At their weekly meetings, they’re attracting students from across the district, including middle schoolers who already see racism influencing their education. It’s a mixed feeling for Habte.
“I don’t think teenagers should have to worry about a lot of these things,” she said. “But this is just the life we live and the world we’re in. And that makes me sad to think that middle schoolers and even younger are burdened with all of this.
“But also I feel a lot of hope for our future,” she continued. “If they feel this strongly and passionately right now, I can’t imagine what they’re going to do when they’re older.”
Here to Stay
Bear Matthews walked through the snow past the memories of protests. It’s plain how much has changed. His hair’s longer. His beard’s fuller. But still, so many things are the same. Despite calling last year a failure, Matthews is just as quick to add a caveat.
“We haven’t seen anything change policy wise or politically wise from ProBLAC demands…[but] we wanted to instill a culture of resistance,” he said. “We wanted to get people used to protesting, we wanted to get people used to holding our political leaders accountable instead of just regurgitating whatever they feed us.”

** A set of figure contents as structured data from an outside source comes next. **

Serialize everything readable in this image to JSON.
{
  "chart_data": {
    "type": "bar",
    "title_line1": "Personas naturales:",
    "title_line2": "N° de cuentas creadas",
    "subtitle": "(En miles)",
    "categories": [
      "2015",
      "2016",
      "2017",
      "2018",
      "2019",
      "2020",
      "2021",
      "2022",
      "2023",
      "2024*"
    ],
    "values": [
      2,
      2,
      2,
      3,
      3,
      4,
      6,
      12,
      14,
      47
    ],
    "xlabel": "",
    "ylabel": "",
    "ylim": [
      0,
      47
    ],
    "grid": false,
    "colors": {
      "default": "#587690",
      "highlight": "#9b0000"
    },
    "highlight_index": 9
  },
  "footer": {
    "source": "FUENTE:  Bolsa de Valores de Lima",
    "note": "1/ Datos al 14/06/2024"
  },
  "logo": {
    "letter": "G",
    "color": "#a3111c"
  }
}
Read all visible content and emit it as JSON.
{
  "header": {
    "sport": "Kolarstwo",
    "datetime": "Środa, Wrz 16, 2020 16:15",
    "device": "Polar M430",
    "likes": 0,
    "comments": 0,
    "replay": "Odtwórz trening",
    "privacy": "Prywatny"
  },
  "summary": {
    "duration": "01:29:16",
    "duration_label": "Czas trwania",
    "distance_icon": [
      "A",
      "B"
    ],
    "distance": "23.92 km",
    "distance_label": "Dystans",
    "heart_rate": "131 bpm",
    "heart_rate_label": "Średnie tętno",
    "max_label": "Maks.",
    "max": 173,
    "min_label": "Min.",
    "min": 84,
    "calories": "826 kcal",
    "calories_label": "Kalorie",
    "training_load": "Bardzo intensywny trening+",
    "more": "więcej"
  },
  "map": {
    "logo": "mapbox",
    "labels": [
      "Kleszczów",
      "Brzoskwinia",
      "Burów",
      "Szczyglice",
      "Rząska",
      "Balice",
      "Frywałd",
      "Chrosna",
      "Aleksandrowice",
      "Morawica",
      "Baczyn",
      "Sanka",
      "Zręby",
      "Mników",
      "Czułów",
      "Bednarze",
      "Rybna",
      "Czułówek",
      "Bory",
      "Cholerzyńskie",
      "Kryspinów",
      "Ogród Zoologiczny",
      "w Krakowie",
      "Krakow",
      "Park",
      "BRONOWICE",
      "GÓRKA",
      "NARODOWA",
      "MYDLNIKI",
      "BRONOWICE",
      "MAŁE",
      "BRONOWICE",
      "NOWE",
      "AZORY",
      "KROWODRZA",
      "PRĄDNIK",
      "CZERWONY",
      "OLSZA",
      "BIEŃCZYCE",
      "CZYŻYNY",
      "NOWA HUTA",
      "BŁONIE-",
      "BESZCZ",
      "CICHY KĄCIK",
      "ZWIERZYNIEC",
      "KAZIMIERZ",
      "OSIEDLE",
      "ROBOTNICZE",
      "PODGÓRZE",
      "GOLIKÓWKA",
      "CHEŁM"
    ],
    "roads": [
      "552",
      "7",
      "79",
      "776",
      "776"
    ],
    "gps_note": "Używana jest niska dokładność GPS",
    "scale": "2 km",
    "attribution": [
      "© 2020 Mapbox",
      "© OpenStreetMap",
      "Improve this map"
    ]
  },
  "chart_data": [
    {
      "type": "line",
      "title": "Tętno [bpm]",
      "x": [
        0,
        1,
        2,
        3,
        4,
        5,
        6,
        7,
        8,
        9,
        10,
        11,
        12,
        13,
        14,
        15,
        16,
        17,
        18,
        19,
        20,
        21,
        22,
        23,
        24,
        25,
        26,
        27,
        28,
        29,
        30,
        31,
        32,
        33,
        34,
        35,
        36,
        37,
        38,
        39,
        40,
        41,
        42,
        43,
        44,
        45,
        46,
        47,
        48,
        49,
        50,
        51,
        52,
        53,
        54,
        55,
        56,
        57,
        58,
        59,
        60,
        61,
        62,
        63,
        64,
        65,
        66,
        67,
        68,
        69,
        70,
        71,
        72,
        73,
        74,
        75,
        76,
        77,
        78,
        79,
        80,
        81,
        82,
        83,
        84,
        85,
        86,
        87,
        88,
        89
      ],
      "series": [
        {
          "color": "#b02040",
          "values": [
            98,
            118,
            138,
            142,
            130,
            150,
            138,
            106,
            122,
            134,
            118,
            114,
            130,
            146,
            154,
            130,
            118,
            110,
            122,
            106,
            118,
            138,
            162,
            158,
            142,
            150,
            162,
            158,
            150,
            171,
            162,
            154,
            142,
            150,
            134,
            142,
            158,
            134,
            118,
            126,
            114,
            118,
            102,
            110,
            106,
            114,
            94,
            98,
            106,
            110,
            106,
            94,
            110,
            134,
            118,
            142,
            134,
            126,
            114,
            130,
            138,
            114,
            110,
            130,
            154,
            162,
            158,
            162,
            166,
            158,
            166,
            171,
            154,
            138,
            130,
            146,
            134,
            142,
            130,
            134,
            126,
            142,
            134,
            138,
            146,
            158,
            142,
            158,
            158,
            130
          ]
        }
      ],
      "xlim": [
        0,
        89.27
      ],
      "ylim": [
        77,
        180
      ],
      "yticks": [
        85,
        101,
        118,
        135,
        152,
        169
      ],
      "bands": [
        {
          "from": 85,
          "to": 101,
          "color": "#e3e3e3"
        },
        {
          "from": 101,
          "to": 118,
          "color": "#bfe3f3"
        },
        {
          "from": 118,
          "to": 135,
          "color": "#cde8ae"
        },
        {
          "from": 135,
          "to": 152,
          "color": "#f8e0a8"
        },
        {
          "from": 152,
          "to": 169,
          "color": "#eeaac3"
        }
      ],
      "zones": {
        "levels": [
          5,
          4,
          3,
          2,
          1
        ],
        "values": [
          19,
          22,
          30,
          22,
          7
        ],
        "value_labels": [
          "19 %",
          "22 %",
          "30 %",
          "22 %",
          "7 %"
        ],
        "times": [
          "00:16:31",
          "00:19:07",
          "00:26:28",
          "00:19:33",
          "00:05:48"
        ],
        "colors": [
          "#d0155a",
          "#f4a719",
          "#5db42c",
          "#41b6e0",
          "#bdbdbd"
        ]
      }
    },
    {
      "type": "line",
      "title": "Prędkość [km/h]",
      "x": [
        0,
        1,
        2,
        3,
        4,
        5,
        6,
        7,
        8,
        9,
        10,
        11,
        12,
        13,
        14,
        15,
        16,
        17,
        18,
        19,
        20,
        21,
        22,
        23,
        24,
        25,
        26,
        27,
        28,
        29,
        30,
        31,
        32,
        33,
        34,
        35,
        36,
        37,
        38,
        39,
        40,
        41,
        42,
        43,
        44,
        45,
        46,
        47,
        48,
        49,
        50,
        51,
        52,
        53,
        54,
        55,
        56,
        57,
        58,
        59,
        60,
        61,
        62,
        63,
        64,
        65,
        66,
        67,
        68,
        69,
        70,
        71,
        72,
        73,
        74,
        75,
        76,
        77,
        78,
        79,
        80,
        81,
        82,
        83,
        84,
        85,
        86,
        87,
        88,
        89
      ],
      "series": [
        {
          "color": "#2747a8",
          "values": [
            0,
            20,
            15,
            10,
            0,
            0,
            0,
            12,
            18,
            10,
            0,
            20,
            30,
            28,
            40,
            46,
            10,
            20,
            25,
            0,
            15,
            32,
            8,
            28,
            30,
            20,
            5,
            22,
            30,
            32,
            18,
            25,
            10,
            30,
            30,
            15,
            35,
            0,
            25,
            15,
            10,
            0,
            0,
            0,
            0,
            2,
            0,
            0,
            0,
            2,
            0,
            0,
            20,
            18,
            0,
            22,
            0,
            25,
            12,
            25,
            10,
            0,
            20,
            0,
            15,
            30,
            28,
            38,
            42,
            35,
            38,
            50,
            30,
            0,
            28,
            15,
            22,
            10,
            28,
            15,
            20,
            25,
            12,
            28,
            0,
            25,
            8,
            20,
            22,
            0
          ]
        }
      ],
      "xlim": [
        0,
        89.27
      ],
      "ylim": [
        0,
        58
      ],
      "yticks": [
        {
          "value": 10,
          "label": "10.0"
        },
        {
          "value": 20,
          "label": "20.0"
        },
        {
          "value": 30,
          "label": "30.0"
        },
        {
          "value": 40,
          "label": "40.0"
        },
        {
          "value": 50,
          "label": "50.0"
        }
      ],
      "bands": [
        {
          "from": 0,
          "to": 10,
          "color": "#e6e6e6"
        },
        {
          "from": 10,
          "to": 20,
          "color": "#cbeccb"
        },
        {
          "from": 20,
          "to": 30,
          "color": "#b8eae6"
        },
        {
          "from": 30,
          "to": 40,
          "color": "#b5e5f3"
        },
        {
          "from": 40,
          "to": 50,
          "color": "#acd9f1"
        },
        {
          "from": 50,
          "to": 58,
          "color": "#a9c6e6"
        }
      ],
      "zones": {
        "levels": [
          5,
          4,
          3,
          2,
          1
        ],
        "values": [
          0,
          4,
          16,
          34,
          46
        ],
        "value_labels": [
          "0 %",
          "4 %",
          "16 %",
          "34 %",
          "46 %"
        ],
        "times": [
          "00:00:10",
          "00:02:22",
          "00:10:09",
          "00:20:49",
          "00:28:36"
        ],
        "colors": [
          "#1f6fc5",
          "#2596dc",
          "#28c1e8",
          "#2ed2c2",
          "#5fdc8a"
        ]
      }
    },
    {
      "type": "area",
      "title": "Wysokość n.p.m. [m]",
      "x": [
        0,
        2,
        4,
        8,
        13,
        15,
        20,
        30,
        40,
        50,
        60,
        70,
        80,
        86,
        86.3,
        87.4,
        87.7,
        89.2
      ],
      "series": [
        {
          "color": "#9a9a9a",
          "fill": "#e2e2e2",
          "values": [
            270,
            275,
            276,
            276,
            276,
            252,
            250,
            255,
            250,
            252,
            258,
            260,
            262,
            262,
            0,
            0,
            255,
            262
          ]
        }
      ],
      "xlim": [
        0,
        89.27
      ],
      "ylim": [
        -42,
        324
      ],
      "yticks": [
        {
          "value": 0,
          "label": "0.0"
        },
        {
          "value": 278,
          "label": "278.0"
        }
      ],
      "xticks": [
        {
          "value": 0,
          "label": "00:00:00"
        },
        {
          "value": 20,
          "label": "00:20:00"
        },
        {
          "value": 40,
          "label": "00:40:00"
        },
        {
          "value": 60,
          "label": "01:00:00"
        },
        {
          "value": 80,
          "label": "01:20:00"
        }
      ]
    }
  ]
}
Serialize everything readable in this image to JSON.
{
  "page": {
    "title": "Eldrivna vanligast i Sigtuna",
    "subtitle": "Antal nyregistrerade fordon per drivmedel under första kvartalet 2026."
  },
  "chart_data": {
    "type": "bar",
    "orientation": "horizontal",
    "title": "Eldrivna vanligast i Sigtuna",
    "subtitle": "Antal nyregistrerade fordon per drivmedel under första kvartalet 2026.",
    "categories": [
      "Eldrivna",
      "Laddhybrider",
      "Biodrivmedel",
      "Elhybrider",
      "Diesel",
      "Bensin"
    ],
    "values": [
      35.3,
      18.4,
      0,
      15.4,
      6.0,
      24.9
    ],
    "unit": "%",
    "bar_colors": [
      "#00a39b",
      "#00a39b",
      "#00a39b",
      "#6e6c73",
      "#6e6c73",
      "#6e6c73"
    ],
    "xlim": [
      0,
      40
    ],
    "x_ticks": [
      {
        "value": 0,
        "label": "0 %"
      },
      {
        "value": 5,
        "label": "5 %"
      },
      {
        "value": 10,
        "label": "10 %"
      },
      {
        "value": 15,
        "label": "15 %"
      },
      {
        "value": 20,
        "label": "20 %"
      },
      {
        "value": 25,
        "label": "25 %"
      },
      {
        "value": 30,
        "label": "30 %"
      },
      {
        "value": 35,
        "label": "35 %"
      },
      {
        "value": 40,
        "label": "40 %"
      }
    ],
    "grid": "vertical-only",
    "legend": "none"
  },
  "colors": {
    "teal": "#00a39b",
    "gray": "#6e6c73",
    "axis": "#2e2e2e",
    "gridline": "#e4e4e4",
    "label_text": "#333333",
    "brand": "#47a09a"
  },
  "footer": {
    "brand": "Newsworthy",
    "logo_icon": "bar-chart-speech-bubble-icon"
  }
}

For Fox, there’s optimism that things can change by building new relationships and systems. But there’s also an exasperated question:
How long will it take?
“The sense of hopelessness is valid because these things are daunting,” Fox said. “The sense of hope and pride in what people have done is valid because it was necessary and the moral thing to do.”
If there’s a single thing that does give people hope, it’s how far the message has spread. Habte used to dream of leaving Omaha. But this summer she saw a side of the city that didn’t seem to exist before and now she’s thinking about staying.
“Even with everything that’s happened and with how upsetting a lot of things in Omaha are, I think I saw a lot more good than I ever have in all the time I’ve lived here,” Habte said. “I think I like Omaha a lot more.”